Leaving questions of equity aside, it cannot be wise for a democracy to let such an important function grow so far removed from popular participation and accountability. It makes some supremely important things too easy - like dealing out death and destruction to others, and seeking military solutions on the assumption they will be swifter and more cheaply bought than what could be accomplished by the more vexatious business of diplomacy.

The life of a robust democratic society should be strenuous; it should make demands on its citizens when they are asked to engage with issues of life and death. The "revolution in military affairs" has made obsolete the kind of huge army that fought World War II, but a universal duty to service - perhaps in the form of a lottery, or of compulsory national service with military duty as one option among several - would at least ensure that the civilian and military sectors do not become dangerously separate spheres. War is too important to be left either to the generals or the politicians. It must be the people's business.


Before reading this last paragraph, I had already been wondering about forms of service other than in the military. To defend my family, I would bear arms against an aggressor. I could probably expand that concept to war, in terms of joining the military to fight off invaders. But I do not see any of the wars the US has fought in the last couple of decades as being clearly and directly linked to defense of the homeland, except perhaps for the invasion of Afghanistan (and I'm not yet 100% certain of that one). But it is because the military is being used for both homeland defense as well as non-critical wars that I would not want to be in the military.

I do, however, feel that requiring people to perform some form of service to the country would be healthy, and I would not object if I had been "drafted" into some form of social service, as long as it wasn't the military. Back during the Depression, projects such as the CCC helped improve national infrastructure. Rather than focusing on economic development (as was the case for the CCC), adding other branches of mandatory service such as a parks and highway cleaning team, and a facilities construction team, and a home visit support and care for the elderly team, could all serve to bring home the experience of citizenship to all adults.

Posted by Tom Nugent at July 25, 2005 10:47 AM
Comments

Draftees tend to make poor soldiers. I expect that in general they wouldn't be great at non-military jobs either.

I think the author of the article just doesn't understnad soldiers. Sure, the compensation being offered is nice, but for most people who become soldiers I doubt it is their only motivation.

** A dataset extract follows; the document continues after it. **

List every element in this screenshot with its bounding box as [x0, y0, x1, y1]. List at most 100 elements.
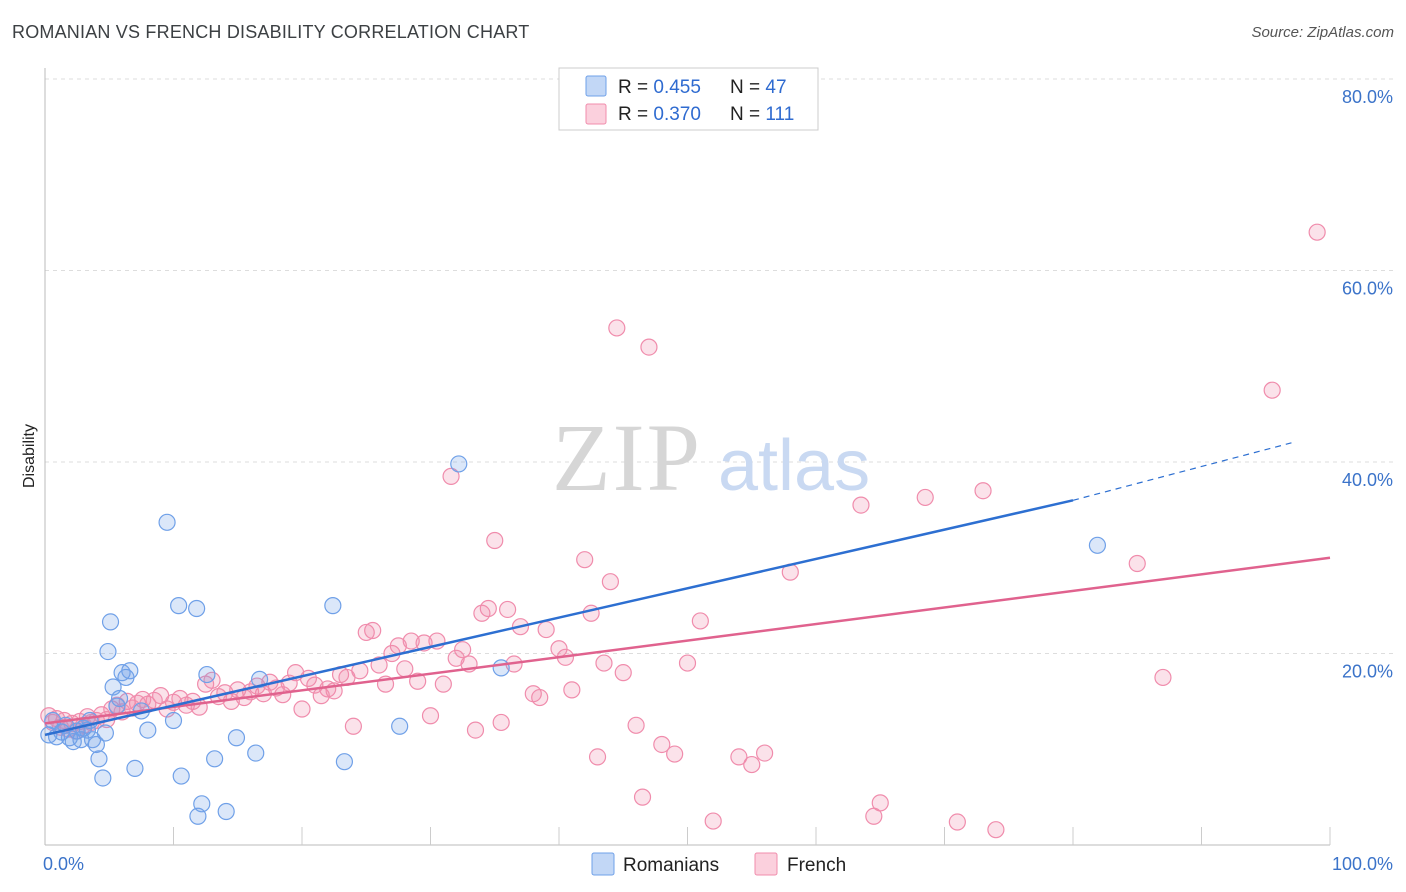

I think he's discounting the fact that there are a number of people out their who are willing to take on the risks of military service for its own sake.

Posted by: Elizabeth Dew at July 26, 2005 06:06 AM

I agree with E.D. In this day and age, soldiers do not get rich at their job.

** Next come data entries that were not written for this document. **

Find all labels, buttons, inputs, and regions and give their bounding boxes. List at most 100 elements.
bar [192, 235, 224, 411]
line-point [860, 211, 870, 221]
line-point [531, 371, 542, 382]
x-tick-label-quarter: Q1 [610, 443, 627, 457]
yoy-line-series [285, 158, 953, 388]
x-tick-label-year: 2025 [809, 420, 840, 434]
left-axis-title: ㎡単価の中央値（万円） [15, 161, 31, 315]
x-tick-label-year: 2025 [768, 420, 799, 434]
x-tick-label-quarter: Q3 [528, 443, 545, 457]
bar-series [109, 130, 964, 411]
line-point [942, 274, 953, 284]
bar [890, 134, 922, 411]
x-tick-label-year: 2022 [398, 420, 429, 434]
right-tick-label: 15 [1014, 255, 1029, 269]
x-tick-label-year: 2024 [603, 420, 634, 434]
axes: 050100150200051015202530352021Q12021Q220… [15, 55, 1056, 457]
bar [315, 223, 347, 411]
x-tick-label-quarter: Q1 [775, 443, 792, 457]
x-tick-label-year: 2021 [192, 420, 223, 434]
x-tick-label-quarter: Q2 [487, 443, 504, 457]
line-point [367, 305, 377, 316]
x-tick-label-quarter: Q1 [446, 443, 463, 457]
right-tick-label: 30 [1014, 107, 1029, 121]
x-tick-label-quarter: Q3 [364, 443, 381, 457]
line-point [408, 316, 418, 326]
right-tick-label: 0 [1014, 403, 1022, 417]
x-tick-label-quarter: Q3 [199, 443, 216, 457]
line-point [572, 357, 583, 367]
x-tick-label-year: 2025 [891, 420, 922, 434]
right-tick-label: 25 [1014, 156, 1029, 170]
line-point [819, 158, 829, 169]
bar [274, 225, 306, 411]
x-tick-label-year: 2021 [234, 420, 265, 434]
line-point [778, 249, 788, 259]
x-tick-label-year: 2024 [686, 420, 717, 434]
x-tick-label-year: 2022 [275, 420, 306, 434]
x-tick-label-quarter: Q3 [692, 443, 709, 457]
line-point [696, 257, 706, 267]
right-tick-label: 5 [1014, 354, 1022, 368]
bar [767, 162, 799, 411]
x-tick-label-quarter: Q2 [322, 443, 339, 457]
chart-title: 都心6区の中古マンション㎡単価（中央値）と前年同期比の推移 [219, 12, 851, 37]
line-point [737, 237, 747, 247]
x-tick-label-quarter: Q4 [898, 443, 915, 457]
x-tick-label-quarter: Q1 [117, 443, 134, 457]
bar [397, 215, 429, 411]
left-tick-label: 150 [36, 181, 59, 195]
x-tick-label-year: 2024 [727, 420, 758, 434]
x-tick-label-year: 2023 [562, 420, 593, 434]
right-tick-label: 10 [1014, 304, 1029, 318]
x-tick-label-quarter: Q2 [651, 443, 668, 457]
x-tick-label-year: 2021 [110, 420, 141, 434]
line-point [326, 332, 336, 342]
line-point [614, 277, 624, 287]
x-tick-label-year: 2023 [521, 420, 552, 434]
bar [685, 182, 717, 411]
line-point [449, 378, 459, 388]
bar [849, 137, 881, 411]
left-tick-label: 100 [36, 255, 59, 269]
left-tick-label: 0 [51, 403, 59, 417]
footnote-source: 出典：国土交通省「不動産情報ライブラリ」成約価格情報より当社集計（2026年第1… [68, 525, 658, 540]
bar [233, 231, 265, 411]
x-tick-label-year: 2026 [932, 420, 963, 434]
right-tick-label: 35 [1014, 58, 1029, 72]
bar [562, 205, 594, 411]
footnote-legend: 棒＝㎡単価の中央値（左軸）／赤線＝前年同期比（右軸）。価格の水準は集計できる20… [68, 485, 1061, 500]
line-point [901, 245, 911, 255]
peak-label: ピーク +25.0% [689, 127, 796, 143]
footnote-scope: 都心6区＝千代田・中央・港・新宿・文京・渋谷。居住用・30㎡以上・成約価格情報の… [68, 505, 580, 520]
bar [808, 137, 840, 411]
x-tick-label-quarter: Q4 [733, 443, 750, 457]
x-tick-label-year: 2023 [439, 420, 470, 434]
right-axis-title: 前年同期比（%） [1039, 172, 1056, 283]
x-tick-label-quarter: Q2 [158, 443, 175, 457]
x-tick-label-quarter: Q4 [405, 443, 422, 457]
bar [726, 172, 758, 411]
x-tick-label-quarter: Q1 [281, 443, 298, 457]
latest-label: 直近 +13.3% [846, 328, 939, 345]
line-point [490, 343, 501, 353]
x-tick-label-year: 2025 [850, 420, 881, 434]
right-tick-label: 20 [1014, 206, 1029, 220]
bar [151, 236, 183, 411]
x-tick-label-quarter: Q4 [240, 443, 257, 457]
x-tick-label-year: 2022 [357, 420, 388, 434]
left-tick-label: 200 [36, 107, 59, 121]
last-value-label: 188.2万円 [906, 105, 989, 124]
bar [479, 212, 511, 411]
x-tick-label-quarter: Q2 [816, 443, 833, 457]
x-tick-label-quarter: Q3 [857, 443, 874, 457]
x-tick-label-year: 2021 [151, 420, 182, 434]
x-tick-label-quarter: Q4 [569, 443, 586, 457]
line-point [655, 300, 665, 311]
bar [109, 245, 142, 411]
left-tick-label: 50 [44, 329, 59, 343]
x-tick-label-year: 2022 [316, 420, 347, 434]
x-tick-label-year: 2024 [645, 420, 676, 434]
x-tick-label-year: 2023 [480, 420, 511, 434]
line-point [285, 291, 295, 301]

I have read conflicting research on students who were required to complete "service credit" toward graduation. One study showed a vast majority of students as being more willing to volunteer later and life, and found the experience worthwhile. The other study showed a more mixed reaction, where many students were turned off too volunteerism because it had been "mandatory".

In addition, it creates other problems: one student I know completed her service credit at the local church...the school was getting ready to bar her from graduation, claiming after the fact that the service had to be non-sectarian. Only after her mother (a colleague of mine) brought lawyers and the press to bear did the school relent (she wasn't upset that the school was accepting credit done for religious institutions...just that it had been "assumed" that this was out of bounds.

Would Mormons who are required to perform missionary work be given credit, would they be exempted, or would we trample the first ammendment? I have always thought that things like this work easier in countries that are less likely to guarantee personal freedoms, and are more willing to just tell its citizens what to do.

On the other hand, I agree in principal with the idea of some kind of service being strongly pushed for.